Ben diyeyim ki dinmek bilmeyen Ava Mezin, hırçınlaşan Dicle siz deyin ki Kerbela’nın Zeynep’i, Hasan- Hüseyin’i.
Ben diyeyim ki 38 fermanı ve kızıllığın toprakları, siz deyin ki Zarife‘nin duruşu, Besé’nin gözleri, Rındexan’ ın intikamı.
Ben diyeyim ki Kürtler ve Kürdistan, siz deyin ki katliam, direniş, ölüm, serhıldan!
Ben diyeyim ki 92 Cizre, Nısebin, siz deyin ki Berivana Ciziri ve Köpriya Ahmet Kaya!
Ben diyeyim Cizre, siz deyin yanan bedenler, sönmek bilmeyen ateş, durmayan zılgıtlar ve mermiler, direnişe susamış yürekler ve ölümü öldürenler ve yaşama can verenler.
Ben diyeyim Cizre, siz deyin ki direnişin tüm kaleleri, bodrumlar, sokaklar, mevziler, barikatlar, hendekler.

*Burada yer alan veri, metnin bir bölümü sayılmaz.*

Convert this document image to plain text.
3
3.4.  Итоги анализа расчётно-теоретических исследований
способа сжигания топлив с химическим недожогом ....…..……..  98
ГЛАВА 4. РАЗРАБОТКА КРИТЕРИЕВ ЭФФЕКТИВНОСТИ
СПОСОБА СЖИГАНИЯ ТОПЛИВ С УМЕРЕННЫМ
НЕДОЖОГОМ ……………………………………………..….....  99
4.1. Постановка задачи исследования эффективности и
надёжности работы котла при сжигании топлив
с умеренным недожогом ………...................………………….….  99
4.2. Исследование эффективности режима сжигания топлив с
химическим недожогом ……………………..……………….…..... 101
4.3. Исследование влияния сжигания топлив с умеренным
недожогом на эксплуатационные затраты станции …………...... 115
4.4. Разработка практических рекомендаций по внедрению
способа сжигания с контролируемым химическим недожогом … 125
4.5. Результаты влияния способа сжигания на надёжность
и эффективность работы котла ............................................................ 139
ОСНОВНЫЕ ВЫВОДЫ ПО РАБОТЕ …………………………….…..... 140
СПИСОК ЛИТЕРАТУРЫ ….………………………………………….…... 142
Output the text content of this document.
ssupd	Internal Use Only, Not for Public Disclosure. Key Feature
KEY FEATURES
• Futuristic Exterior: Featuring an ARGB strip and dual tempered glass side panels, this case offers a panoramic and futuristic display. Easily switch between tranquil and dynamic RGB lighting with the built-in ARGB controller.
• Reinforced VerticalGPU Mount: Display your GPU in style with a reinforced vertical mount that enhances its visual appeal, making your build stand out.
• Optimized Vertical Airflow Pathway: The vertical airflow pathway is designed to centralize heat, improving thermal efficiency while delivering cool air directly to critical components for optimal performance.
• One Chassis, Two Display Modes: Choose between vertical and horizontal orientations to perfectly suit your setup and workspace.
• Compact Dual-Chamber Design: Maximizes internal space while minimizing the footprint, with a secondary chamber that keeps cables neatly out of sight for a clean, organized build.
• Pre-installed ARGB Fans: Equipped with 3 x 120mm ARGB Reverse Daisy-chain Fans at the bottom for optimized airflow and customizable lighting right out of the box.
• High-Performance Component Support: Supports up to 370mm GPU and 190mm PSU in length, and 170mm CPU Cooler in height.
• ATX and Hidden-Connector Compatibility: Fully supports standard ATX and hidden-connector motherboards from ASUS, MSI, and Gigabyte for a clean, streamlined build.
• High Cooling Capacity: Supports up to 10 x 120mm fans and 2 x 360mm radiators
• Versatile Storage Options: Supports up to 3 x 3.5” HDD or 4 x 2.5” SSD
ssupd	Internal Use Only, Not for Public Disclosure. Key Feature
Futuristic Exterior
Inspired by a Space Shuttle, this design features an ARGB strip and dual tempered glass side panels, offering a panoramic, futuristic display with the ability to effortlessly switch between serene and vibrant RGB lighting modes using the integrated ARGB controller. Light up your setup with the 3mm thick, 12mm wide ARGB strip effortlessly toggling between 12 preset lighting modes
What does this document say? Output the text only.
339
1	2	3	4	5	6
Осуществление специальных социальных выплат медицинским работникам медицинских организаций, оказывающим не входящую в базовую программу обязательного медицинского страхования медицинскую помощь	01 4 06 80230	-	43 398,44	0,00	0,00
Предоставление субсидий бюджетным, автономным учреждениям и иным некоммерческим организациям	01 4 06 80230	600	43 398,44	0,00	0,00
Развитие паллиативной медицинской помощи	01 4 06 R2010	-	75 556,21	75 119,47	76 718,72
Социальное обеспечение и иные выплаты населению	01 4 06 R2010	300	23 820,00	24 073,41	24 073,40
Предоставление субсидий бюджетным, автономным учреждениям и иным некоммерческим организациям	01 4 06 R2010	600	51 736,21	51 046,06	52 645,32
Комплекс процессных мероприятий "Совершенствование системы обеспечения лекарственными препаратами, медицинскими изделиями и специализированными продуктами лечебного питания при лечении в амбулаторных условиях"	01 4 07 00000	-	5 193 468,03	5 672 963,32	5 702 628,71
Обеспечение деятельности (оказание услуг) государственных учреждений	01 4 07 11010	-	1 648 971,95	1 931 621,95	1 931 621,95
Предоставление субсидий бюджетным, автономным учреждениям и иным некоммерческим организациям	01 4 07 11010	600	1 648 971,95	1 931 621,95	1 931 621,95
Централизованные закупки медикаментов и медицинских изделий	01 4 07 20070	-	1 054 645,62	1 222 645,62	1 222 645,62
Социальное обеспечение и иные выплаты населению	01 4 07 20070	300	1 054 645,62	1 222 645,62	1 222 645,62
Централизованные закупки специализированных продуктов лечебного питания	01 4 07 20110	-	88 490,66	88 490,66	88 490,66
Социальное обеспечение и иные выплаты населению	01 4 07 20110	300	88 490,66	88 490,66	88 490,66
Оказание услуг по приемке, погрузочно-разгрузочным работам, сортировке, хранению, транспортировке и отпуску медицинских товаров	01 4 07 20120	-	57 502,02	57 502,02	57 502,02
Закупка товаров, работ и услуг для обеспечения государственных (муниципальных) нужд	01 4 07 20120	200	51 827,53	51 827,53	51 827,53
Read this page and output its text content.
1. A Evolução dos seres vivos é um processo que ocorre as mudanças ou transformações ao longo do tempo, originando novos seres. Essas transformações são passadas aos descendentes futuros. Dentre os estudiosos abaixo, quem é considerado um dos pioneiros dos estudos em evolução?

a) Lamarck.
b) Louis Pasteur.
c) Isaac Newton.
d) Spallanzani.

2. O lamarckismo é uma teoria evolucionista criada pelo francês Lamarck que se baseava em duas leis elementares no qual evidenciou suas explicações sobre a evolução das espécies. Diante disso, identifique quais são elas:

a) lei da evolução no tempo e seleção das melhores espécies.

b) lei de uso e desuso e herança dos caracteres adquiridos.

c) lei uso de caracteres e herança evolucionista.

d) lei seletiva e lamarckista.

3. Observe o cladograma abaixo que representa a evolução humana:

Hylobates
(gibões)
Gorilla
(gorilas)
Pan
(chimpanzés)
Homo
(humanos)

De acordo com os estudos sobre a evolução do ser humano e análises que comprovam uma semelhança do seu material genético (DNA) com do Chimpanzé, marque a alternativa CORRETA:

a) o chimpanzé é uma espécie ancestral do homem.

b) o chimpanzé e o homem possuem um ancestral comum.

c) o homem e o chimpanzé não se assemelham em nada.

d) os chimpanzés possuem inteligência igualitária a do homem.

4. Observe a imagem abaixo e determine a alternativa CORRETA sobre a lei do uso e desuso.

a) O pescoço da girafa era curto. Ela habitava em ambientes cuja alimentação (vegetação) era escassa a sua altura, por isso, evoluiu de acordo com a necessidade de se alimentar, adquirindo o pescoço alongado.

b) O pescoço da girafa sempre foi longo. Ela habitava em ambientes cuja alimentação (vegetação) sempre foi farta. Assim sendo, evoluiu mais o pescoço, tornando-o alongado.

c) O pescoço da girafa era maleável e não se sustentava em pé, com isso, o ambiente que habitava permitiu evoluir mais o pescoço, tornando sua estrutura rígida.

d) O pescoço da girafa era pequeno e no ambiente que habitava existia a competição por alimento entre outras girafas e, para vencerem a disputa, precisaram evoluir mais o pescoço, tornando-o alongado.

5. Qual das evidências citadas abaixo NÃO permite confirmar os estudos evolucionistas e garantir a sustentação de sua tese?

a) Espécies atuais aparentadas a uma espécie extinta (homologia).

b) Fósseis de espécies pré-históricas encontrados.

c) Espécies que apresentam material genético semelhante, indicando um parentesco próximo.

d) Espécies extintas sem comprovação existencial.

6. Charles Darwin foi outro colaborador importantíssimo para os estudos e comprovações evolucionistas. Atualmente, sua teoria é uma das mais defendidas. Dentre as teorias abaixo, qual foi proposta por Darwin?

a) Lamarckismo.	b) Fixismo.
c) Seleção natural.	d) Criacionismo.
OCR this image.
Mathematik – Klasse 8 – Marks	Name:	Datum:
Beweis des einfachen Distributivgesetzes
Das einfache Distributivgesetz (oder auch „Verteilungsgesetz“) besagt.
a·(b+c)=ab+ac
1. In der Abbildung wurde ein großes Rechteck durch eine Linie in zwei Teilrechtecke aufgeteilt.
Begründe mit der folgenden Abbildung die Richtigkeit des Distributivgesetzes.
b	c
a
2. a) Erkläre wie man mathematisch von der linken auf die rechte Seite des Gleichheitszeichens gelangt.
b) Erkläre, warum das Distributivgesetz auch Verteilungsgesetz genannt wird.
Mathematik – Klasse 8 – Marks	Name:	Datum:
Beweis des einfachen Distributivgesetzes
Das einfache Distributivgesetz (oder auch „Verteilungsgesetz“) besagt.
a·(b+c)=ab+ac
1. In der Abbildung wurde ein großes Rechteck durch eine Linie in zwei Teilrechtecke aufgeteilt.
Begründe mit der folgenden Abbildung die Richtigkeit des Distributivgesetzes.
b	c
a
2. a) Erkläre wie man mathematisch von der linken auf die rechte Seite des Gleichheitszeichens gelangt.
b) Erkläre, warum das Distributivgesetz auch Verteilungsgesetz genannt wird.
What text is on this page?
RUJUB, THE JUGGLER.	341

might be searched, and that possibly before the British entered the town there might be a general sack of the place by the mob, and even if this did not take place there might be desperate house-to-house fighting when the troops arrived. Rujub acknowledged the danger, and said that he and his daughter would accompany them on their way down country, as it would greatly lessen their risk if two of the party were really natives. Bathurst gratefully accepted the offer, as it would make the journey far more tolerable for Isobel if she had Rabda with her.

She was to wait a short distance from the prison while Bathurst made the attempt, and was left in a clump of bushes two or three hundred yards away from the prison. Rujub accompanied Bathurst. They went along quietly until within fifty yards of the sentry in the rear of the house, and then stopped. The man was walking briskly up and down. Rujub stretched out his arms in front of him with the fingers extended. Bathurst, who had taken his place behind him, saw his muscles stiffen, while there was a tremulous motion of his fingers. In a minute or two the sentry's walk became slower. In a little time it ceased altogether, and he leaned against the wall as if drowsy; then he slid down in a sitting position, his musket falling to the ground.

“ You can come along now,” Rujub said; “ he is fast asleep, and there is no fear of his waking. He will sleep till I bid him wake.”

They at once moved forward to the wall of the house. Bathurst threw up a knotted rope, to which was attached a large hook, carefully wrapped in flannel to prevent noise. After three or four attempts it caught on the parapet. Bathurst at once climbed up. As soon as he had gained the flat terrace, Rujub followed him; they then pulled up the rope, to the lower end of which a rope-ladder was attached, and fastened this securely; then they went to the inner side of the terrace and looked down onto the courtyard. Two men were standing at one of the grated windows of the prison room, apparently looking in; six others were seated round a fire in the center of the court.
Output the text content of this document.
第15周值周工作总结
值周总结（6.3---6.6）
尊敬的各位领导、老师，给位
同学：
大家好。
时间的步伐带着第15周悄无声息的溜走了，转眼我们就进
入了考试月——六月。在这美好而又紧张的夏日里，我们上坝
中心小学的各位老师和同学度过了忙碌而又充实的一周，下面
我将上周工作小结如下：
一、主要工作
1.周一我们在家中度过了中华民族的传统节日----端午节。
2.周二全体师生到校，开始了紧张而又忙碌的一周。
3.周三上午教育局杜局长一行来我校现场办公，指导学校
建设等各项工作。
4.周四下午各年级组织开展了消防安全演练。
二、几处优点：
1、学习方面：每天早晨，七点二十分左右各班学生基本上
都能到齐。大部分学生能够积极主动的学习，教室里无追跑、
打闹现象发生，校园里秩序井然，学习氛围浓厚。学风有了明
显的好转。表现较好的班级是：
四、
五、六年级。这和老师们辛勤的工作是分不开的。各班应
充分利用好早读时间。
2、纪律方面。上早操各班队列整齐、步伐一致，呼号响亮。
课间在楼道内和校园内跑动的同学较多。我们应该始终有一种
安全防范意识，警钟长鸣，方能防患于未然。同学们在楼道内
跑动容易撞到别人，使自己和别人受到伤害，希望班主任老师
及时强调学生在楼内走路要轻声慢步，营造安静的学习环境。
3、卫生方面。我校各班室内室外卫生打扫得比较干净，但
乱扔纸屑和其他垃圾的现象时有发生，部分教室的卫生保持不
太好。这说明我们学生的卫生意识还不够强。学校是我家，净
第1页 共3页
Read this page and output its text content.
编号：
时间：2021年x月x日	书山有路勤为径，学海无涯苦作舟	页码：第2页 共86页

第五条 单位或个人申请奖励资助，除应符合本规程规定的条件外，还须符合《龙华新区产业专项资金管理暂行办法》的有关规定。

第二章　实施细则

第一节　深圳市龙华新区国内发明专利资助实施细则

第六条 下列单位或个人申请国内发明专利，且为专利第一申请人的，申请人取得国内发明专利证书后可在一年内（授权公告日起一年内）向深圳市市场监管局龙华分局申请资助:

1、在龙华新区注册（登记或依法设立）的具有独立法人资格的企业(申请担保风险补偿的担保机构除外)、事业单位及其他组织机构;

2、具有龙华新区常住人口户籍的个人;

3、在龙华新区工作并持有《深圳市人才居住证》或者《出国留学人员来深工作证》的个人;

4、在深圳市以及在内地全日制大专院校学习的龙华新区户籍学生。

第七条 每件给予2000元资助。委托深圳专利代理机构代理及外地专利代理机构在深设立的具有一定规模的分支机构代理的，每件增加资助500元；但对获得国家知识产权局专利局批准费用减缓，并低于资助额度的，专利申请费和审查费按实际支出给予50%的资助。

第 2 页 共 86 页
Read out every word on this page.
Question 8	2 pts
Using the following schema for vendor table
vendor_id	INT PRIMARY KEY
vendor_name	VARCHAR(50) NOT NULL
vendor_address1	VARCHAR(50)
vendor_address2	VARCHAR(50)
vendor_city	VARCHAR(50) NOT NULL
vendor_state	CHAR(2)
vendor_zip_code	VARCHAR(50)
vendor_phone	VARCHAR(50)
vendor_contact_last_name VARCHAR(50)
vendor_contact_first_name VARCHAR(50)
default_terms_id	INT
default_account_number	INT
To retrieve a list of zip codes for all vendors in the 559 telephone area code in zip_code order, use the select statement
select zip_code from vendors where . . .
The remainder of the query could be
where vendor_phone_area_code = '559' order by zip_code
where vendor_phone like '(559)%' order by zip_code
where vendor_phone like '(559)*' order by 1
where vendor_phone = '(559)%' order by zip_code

Ben diyeyim ki Cizira Botan, siz deyin Axin, Harun, Faraşin, Sidar, Nuda, Sozdar, Serdem, Jiyan, Şerker.
Ben diyeyim ateşin en yoldaşça olanı, siz deyin tarihe sayfa geçirenler.
Ben diyeyim faşistliğin kahpeliği, siz deyin ablukayı kıracak olan yedi yürekli fedai, cana can katan yedi gerillanın destanı!
Ben diyeyim Cizre, siz deyin intikam, intikam, intikam!
İşte söz aldılar ve yola çıktılar, “Senin yolunun yoldaşı olacağız” dediler.
Özgürlüğü içtiğimiz günlerin şafağındaydık. Devrimde erim erim eriyeceğimiz günlerin ilk sevinçlerindeydik. İşte Kürdistan’a kendimizi gelin edeceğimiz sözün ilk gecesi, saçlarının beyazlıklarında dökülen elmas tanelerine kadınları yerleştirmenin zamanlarındaydık. İşte yeryüzünün adı Jiyan, Ruken Qoseri, işte yeryüzünün adı Nuda, Faraşin, Azadi…
İşte söz aldılar. Sabrını ruhlarına nakş eden gözlerin parlaklığı, teslimiyetlere senin adın ile and okuyan ve senin intikamını yüreğine “sevgili” diye yazdıran gülüşlerin zamandaydık. Gözlerini kapatan gözlerin hançeri olacak olan tılsımların parlaklığının zamanıdır. İşte intikamın adı Harun, işte Axin, Serdem, Sidar…
İşte söz aldı toplumsal aklığı içtikçe köleliği öldüren ölümsüzlük çizgimizin kızıl bayraklı yiğidi. İşte Suriçi’nde çocuklarla sana şekerler uzatacak olan yiğit sabrın iradesi… İşte yeryüzünün adı; Zınar Raperin. “Hissettikçe güçleniyorum!” dedikçe, kıvırcıklarında aşkı dağıtan Kürdistan dağlarının kadını, intikamın kadın adı, senin gamzelerinin son gülüşü. İşte yeryüzünün adı; Doğa Jiyan…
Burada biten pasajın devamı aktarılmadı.